Il problema è complesso e articolato, eppure non mancano i segnali positivi. La sempre maggiore consapevolezza sulle contraddizioni della moda usa-e-getta ha creato negli ultimi anni una contro-domanda di sempre maggiore etica e trasparenza e la scelta per un crescente numero di consumatori di prestare attenzione al riutilizzo degli abiti, alla loro provenienza e al loro reale impatto ambientale, economico e sociale. Secondo il report 2020 sulla moda consapevole (2020 Conscious Fashion Report), redatto dalla piattaforma di ricerca sulla moda Lyst in collaborazione con l’associazione Good on You, le ricerche da parte degli utenti di materiali tessili di provenienza “sana” sono cresciute a dismisura: da inizio 2020, è stato osservato un aumento del 37% nelle ricerche di parole chiave correlate tra moda e sostenibilità. Una tendenza confermata anche da un’indagine di Trustpilot in collaborazione con London Research, secondo cui lo shopping di 4 clienti su 5 a livello internazionale viene influenzato da scelte etiche. In Italia, il 92% degli intervistati ha dichiarato che smetterebbe di acquistare da un brand privo di standard etici.

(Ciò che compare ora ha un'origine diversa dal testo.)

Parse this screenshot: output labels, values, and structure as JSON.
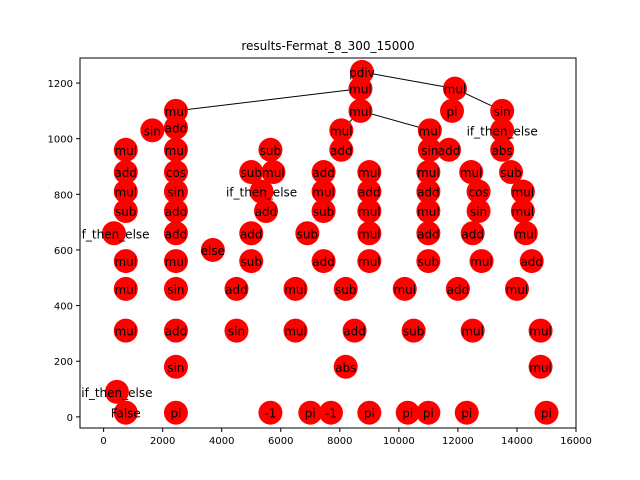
{
  "chart_data": {
    "type": "scatter",
    "title": "results-Fermat_8_300_15000",
    "xlabel": "",
    "ylabel": "",
    "xlim": [
      -800,
      16000
    ],
    "ylim": [
      -40,
      1290
    ],
    "x_ticks": [
      0,
      2000,
      4000,
      6000,
      8000,
      10000,
      12000,
      14000,
      16000
    ],
    "y_ticks": [
      0,
      200,
      400,
      600,
      800,
      1000,
      1200
    ],
    "grid": false,
    "node_color": "#ff0000",
    "edge_color": "#000000",
    "nodes": [
      {
        "id": "root",
        "label": "pdiv",
        "x": 8750,
        "y": 1240
      },
      {
        "id": "a1",
        "label": "mul",
        "x": 8700,
        "y": 1180
      },
      {
        "id": "a2",
        "label": "mul",
        "x": 8700,
        "y": 1100
      },
      {
        "id": "b1",
        "label": "mul",
        "x": 11900,
        "y": 1180
      },
      {
        "id": "b2",
        "label": "pi",
        "x": 11800,
        "y": 1100
      },
      {
        "id": "b3",
        "label": "sin",
        "x": 13500,
        "y": 1100
      },
      {
        "id": "c1",
        "label": "mul",
        "x": 2450,
        "y": 1100
      },
      {
        "id": "c2",
        "label": "add",
        "x": 2450,
        "y": 1040
      },
      {
        "id": "c3",
        "label": "sin",
        "x": 1650,
        "y": 1030
      },
      {
        "id": "d1",
        "label": "mul",
        "x": 8050,
        "y": 1030
      },
      {
        "id": "d2",
        "label": "add",
        "x": 8050,
        "y": 960
      },
      {
        "id": "e1",
        "label": "mul",
        "x": 11050,
        "y": 1030
      },
      {
        "id": "e2",
        "label": "sin",
        "x": 11050,
        "y": 960
      },
      {
        "id": "e3",
        "label": "add",
        "x": 11700,
        "y": 960
      },
      {
        "id": "f1",
        "label": "if_then_else",
        "x": 13500,
        "y": 1030
      },
      {
        "id": "f2",
        "label": "abs",
        "x": 13500,
        "y": 960
      },
      {
        "id": "g1",
        "label": "sub",
        "x": 5650,
        "y": 960
      },
      {
        "id": "g2",
        "label": "mul",
        "x": 750,
        "y": 960
      },
      {
        "id": "g3",
        "label": "mul",
        "x": 2450,
        "y": 960
      },
      {
        "id": "h1",
        "label": "add",
        "x": 750,
        "y": 880
      },
      {
        "id": "h2",
        "label": "cos",
        "x": 2450,
        "y": 880
      },
      {
        "id": "h3",
        "label": "sub",
        "x": 5000,
        "y": 880
      },
      {
        "id": "h4",
        "label": "mul",
        "x": 5750,
        "y": 880
      },
      {
        "id": "h5",
        "label": "add",
        "x": 7450,
        "y": 880
      },
      {
        "id": "h6",
        "label": "mul",
        "x": 9000,
        "y": 880
      },
      {
        "id": "h7",
        "label": "mul",
        "x": 11000,
        "y": 880
      },
      {
        "id": "h8",
        "label": "mul",
        "x": 12450,
        "y": 880
      },
      {
        "id": "h9",
        "label": "sub",
        "x": 13800,
        "y": 880
      },
      {
        "id": "i1",
        "label": "mul",
        "x": 750,
        "y": 810
      },
      {
        "id": "i2",
        "label": "sin",
        "x": 2450,
        "y": 810
      },
      {
        "id": "i3",
        "label": "if_then_else",
        "x": 5350,
        "y": 810
      },
      {
        "id": "i4",
        "label": "mul",
        "x": 7450,
        "y": 810
      },
      {
        "id": "i5",
        "label": "add",
        "x": 9000,
        "y": 810
      },
      {
        "id": "i6",
        "label": "add",
        "x": 11000,
        "y": 810
      },
      {
        "id": "i7",
        "label": "cos",
        "x": 12700,
        "y": 810
      },
      {
        "id": "i8",
        "label": "mul",
        "x": 14200,
        "y": 810
      },
      {
        "id": "j1",
        "label": "sub",
        "x": 750,
        "y": 740
      },
      {
        "id": "j2",
        "label": "add",
        "x": 2450,
        "y": 740
      },
      {
        "id": "j3",
        "label": "add",
        "x": 5500,
        "y": 740
      },
      {
        "id": "j4",
        "label": "sub",
        "x": 7450,
        "y": 740
      },
      {
        "id": "j5",
        "label": "mul",
        "x": 9000,
        "y": 740
      },
      {
        "id": "j6",
        "label": "mul",
        "x": 11000,
        "y": 740
      },
      {
        "id": "j7",
        "label": "sin",
        "x": 12700,
        "y": 740
      },
      {
        "id": "j8",
        "label": "mul",
        "x": 14200,
        "y": 740
      },
      {
        "id": "k1",
        "label": "if_then_else",
        "x": 350,
        "y": 660
      },
      {
        "id": "k2",
        "label": "add",
        "x": 2450,
        "y": 660
      },
      {
        "id": "k3",
        "label": "else",
        "x": 3700,
        "y": 600
      },
      {
        "id": "k4",
        "label": "add",
        "x": 5000,
        "y": 660
      },
      {
        "id": "k5",
        "label": "sub",
        "x": 6900,
        "y": 660
      },
      {
        "id": "k6",
        "label": "mul",
        "x": 9000,
        "y": 660
      },
      {
        "id": "k7",
        "label": "add",
        "x": 11000,
        "y": 660
      },
      {
        "id": "k8",
        "label": "add",
        "x": 12500,
        "y": 660
      },
      {
        "id": "k9",
        "label": "mul",
        "x": 14300,
        "y": 660
      },
      {
        "id": "l1",
        "label": "mul",
        "x": 750,
        "y": 560
      },
      {
        "id": "l2",
        "label": "mul",
        "x": 2450,
        "y": 560
      },
      {
        "id": "l3",
        "label": "sub",
        "x": 5000,
        "y": 560
      },
      {
        "id": "l4",
        "label": "add",
        "x": 7450,
        "y": 560
      },
      {
        "id": "l5",
        "label": "mul",
        "x": 9000,
        "y": 560
      },
      {
        "id": "l6",
        "label": "sub",
        "x": 11000,
        "y": 560
      },
      {
        "id": "l7",
        "label": "mul",
        "x": 12800,
        "y": 560
      },
      {
        "id": "l8",
        "label": "add",
        "x": 14500,
        "y": 560
      },
      {
        "id": "m1",
        "label": "mul",
        "x": 750,
        "y": 460
      },
      {
        "id": "m2",
        "label": "sin",
        "x": 2450,
        "y": 460
      },
      {
        "id": "m3",
        "label": "add",
        "x": 4500,
        "y": 460
      },
      {
        "id": "m4",
        "label": "mul",
        "x": 6500,
        "y": 460
      },
      {
        "id": "m5",
        "label": "sub",
        "x": 8200,
        "y": 460
      },
      {
        "id": "m6",
        "label": "mul",
        "x": 10200,
        "y": 460
      },
      {
        "id": "m7",
        "label": "add",
        "x": 12000,
        "y": 460
      },
      {
        "id": "m8",
        "label": "mul",
        "x": 14000,
        "y": 460
      },
      {
        "id": "n1",
        "label": "mul",
        "x": 750,
        "y": 310
      },
      {
        "id": "n2",
        "label": "add",
        "x": 2450,
        "y": 310
      },
      {
        "id": "n3",
        "label": "sin",
        "x": 4500,
        "y": 310
      },
      {
        "id": "n4",
        "label": "mul",
        "x": 6500,
        "y": 310
      },
      {
        "id": "n5",
        "label": "add",
        "x": 8500,
        "y": 310
      },
      {
        "id": "n6",
        "label": "sub",
        "x": 10500,
        "y": 310
      },
      {
        "id": "n7",
        "label": "mul",
        "x": 12500,
        "y": 310
      },
      {
        "id": "n8",
        "label": "mul",
        "x": 14800,
        "y": 310
      },
      {
        "id": "o1",
        "label": "if_then_else",
        "x": 450,
        "y": 90
      },
      {
        "id": "o2",
        "label": "sin",
        "x": 2450,
        "y": 180
      },
      {
        "id": "o3",
        "label": "abs",
        "x": 8200,
        "y": 180
      },
      {
        "id": "o4",
        "label": "mul",
        "x": 14800,
        "y": 180
      },
      {
        "id": "p1",
        "label": "False",
        "x": 750,
        "y": 15
      },
      {
        "id": "p2",
        "label": "pi",
        "x": 2450,
        "y": 15
      },
      {
        "id": "p3",
        "label": "-1",
        "x": 5650,
        "y": 15
      },
      {
        "id": "p4",
        "label": "pi",
        "x": 7000,
        "y": 15
      },
      {
        "id": "p5",
        "label": "-1",
        "x": 7700,
        "y": 15
      },
      {
        "id": "p6",
        "label": "pi",
        "x": 9000,
        "y": 15
      },
      {
        "id": "p7",
        "label": "pi",
        "x": 10300,
        "y": 15
      },
      {
        "id": "p8",
        "label": "pi",
        "x": 11000,
        "y": 15
      },
      {
        "id": "p9",
        "label": "pi",
        "x": 12300,
        "y": 15
      },
      {
        "id": "p10",
        "label": "pi",
        "x": 15000,
        "y": 15
      }
    ],
    "edges": [
      [
        "root",
        "a1"
      ],
      [
        "root",
        "b1"
      ],
      [
        "a1",
        "a2"
      ],
      [
        "a1",
        "c1"
      ],
      [
        "a2",
        "d1"
      ],
      [
        "a2",
        "e1"
      ],
      [
        "b1",
        "b2"
      ],
      [
        "b1",
        "b3"
      ],
      [
        "b3",
        "f1"
      ],
      [
        "c1",
        "c2"
      ],
      [
        "c2",
        "c3"
      ]
    ]
  }
}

Che l’aria stia cambiando lo dimostra anche la crescita di imprese, start up e realtà locali attive sul fronte dei filati naturali, sulla produzione tessile a bassissimo impatto, sulle tinture ecologiche e sul riutilizzo e riciclo di materiali. Ma lo dimostra anche il revival del second-hand, che tra swap party (momenti di scambio di abiti e oggettistica, organizzati da associazioni attive sul tema) e negozietti vintage, tra app dedicate e incontri sul mondo dei social sta portando sempre più persone a riscoprire il gusto di indossare abiti “con una storia”. E capaci, in questo modo, di scriverne una nuova per il domani.